I see myself in this girl. No, I have never accumulated a library late fine of this magnitude but I have racked up another kind of debt. In the often recited lines of the Lord’s Prayer are the words “Forgive us our debts”. This indebtedness isn’t a monetary liability; it is a deficit of disobedience, a mortgage of misdeeds, a reckoning of wrongdoing. Though I was deep in debt, I wasn’t in the red with the library, I was in arrears with almighty God. Like the graduate student, I too often chose to ignore warnings that the payment was coming due. It was only when I was alerted to the seriousness of my indebtedness to God that I stopped brushing off my burden.

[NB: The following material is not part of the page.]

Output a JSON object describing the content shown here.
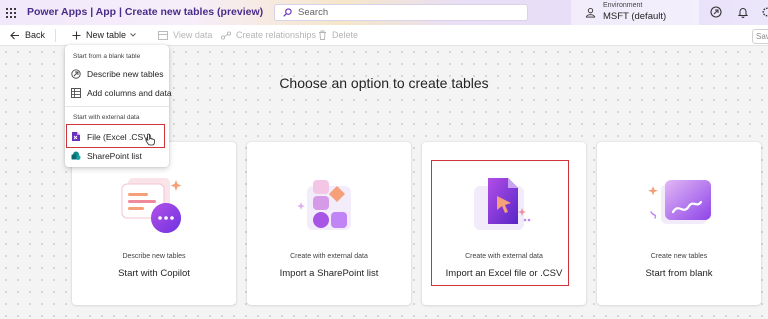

What did Hannah Jones, the Binghamton University grad student do with her almost twelve thousand dollar IOU? Did she spend years scrimping and saving to chip away at her tab with the campus library? It turns out that when she went to the library to rectify her responsibility, the librarian extended grace and mercy to Hannah and greatly reduced her massive debt to a token twenty dollar fine.

I got off even more lightly than Hannah with my sin debt. When I went to God with the price tag of my unrighteousness, God completely wiped my entire debt slate clean. Totally forgiven! God could only do this because he sent his son Jesus Christ to pay the debt I incurred, a debt he didn’t owe. Christ paid the ultimate price for this debt with his death on the cross. I, altogether undeserving of this debt cancellation, can only marvel at God’s grace and mercy.

Thank you God, for alleviating the debt of sin that I owed you. Thank you Jesus for the shedding of your blood and your death on the cross to pay the price for my transgressions.

Consider This: All wrongdoing carries a penalty. Have you dealt with your debt? God is just as willing to forgive what you owe as he was with me. No debt is too great. He is waiting for you to go to him so that he can extend his unmerited grace and mercy to you too.